There are more than 300 different ethnic groups or tribes in Indonesia.
The Javanese are the largest ethnic group in Indonesia with 41% of the total population. The Javanese mostly gathered in Java, but millions of people have transmigrated and dispersed to various islands in the archipelago even migrate to foreign countries like Malaysia and Suriname. Sundanese, ethnic Malays, and Madurese are the largest tribe in the country next. Many remote tribes, especially in Kalimantan and Papua, have had only a small population of hundreds of people. Most of the local languages in the Austronesian language family group, though a large number of tribes in Papua belonging to the Papuan or Melanesian language family. Based on data from Census 2000, the ethnic Chinese Indonesia amounted to approximately 1% of the total population. Indonesia's ethnic Chinese residents speak various dialects of Chinese, mostly Hokkien and Hakka.

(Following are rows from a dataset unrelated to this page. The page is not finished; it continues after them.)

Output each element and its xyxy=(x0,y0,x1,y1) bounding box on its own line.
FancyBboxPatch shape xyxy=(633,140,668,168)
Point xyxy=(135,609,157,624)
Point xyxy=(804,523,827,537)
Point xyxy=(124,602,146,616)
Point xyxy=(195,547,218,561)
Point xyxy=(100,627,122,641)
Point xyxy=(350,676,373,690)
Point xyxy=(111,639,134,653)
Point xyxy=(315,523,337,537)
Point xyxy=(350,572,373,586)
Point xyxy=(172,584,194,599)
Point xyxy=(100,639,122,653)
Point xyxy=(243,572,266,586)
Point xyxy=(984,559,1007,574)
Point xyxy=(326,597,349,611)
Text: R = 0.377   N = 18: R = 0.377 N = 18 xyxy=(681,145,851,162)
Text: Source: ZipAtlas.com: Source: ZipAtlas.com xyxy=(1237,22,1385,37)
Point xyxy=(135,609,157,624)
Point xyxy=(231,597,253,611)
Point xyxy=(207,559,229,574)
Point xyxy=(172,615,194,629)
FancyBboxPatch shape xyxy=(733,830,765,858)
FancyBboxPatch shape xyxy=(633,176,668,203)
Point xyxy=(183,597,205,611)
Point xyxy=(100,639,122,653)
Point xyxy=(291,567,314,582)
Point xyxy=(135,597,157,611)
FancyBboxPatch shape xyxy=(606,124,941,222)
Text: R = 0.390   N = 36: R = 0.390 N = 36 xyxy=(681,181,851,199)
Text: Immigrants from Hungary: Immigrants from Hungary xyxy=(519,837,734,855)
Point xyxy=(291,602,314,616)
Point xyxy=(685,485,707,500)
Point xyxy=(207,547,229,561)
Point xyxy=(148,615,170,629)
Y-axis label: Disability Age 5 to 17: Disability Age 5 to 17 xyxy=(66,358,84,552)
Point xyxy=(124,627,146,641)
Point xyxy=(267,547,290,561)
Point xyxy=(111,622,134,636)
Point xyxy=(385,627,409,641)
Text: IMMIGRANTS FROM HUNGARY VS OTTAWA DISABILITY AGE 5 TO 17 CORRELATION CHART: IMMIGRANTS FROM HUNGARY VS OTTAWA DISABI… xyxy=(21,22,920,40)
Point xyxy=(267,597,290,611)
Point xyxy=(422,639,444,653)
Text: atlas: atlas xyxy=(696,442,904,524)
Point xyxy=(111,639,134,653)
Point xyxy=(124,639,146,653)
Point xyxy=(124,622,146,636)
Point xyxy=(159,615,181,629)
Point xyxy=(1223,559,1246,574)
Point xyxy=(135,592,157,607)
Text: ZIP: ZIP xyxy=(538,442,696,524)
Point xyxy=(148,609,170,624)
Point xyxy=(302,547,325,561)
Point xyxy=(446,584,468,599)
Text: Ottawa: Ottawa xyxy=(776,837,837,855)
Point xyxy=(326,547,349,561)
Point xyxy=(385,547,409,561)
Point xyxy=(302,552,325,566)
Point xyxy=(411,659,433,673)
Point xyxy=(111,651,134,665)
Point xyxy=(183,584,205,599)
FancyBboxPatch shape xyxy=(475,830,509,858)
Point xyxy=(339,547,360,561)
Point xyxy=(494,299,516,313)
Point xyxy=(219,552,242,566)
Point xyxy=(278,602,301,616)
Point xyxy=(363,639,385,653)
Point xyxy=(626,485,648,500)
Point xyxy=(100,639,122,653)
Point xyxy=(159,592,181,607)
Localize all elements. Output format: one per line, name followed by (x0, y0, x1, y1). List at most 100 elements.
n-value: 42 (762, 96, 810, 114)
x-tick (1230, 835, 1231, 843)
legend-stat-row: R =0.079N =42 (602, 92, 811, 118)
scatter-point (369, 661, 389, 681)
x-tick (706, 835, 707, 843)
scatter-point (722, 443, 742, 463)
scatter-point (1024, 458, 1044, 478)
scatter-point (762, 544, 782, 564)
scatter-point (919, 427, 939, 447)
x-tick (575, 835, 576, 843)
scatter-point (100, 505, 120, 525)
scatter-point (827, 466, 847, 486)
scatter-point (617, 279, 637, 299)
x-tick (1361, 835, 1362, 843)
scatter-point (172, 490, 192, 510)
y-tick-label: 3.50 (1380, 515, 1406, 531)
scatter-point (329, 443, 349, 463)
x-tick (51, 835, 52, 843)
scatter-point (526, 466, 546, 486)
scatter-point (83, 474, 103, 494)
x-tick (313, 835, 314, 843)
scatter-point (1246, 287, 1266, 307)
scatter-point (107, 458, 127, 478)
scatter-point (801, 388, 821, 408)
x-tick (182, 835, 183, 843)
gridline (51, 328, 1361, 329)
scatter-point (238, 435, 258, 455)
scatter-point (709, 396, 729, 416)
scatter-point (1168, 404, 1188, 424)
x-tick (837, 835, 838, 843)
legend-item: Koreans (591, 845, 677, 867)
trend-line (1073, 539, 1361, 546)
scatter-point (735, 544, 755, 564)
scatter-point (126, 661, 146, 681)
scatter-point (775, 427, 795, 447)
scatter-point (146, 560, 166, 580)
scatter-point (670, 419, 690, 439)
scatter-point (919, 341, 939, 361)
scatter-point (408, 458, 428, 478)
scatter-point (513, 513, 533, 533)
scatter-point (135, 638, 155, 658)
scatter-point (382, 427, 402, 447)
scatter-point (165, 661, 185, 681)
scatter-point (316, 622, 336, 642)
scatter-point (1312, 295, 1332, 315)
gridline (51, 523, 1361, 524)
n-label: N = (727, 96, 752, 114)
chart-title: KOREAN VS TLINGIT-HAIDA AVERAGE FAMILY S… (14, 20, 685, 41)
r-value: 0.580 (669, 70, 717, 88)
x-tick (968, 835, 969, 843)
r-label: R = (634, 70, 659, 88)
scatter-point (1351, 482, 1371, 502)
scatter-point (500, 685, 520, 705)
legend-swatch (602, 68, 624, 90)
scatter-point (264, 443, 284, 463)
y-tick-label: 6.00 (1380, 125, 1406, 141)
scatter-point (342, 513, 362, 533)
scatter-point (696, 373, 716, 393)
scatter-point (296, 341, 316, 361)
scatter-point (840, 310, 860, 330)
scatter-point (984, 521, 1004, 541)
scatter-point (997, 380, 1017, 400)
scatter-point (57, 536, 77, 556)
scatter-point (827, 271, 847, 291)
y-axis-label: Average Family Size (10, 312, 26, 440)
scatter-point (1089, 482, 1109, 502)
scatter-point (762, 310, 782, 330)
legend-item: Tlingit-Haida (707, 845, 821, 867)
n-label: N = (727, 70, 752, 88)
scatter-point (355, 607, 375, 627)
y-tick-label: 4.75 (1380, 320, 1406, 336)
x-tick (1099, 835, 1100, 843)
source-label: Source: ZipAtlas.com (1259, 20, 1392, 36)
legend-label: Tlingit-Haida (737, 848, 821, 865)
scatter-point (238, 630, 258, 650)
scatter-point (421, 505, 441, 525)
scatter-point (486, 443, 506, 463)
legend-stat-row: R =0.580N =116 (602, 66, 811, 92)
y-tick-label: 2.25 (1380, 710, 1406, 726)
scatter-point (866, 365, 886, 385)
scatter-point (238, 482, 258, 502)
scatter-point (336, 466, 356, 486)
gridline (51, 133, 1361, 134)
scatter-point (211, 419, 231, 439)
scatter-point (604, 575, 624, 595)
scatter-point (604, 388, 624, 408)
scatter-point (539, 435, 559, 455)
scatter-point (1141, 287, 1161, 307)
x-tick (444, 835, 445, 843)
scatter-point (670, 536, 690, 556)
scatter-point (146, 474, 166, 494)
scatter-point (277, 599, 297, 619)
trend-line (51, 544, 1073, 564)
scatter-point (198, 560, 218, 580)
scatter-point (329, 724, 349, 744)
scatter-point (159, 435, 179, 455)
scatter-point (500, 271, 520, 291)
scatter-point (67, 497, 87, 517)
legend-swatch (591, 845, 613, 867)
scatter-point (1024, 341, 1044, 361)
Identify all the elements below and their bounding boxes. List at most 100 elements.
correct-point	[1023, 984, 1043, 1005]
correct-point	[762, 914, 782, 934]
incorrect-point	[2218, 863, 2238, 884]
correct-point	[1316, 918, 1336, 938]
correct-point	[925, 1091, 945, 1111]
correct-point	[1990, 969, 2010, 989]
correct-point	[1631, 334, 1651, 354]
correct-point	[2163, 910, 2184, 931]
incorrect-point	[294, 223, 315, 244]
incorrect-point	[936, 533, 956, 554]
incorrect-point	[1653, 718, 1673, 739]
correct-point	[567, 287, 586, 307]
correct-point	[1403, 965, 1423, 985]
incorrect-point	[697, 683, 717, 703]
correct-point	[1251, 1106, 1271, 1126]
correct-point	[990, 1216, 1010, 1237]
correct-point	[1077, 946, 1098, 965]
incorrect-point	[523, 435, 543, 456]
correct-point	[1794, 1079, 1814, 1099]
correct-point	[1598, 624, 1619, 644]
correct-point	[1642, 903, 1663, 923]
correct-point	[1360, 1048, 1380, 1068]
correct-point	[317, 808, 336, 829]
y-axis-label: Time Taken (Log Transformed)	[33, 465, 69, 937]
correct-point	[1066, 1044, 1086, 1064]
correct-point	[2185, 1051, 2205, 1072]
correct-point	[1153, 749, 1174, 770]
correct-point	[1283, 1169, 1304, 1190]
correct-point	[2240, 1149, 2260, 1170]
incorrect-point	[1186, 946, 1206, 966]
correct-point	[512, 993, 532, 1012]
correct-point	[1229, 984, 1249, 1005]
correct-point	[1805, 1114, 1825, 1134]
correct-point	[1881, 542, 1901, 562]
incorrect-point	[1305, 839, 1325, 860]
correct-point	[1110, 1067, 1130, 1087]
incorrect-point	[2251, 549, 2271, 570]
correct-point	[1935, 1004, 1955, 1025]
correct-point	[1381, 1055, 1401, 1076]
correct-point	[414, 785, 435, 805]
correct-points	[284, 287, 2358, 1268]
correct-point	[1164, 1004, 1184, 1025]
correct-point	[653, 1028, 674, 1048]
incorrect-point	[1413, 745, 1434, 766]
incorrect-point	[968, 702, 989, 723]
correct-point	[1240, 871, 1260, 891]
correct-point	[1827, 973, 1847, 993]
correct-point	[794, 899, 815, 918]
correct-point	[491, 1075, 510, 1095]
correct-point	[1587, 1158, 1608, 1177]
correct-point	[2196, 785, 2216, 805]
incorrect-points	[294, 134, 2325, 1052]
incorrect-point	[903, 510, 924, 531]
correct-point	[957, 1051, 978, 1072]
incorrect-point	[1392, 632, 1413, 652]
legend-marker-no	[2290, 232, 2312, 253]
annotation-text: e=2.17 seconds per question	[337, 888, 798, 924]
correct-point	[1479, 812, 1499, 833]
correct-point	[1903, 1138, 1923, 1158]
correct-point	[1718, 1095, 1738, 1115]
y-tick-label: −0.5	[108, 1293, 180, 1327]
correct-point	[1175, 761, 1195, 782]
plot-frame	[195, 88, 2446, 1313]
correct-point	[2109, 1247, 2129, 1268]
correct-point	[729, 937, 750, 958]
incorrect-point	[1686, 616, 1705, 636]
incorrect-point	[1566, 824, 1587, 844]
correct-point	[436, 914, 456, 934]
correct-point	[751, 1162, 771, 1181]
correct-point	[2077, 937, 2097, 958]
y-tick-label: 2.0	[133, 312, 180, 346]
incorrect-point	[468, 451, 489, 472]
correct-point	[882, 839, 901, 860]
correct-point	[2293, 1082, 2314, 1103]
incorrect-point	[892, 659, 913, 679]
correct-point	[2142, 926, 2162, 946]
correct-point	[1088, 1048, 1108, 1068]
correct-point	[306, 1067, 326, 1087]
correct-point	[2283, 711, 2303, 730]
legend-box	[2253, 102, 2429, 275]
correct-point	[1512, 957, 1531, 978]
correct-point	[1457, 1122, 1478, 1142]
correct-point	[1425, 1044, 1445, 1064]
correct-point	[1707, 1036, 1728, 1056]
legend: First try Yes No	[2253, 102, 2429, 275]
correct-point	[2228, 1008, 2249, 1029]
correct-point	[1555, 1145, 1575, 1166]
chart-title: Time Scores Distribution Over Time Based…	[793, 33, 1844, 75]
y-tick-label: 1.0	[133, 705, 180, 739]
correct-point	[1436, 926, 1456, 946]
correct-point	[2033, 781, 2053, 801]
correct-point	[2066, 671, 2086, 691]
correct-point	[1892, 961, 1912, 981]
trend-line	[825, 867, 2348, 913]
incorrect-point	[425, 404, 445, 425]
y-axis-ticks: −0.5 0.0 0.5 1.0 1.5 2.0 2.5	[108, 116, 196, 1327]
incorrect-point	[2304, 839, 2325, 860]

The division of ethnic groups in Indonesia was not absolute and it is not clear due to migration, the mixing of cultures, and mutual influence, as an example of some people argue Banten and Cirebon is a separate tribe with a particular dialect as well, while the side while others argue that they are simply sub-Javanese ethnic tribe as a whole. Similarly Bedouin tribe that while the parties consider them as part of a whole tribe Sunda. Another example is the mixing of ethnic Betawi tribe which is the mixing of different ethnic tribes result of both immigrants and the archipelago the Chinese and Arabs who came to live in Batavia in the colonial era.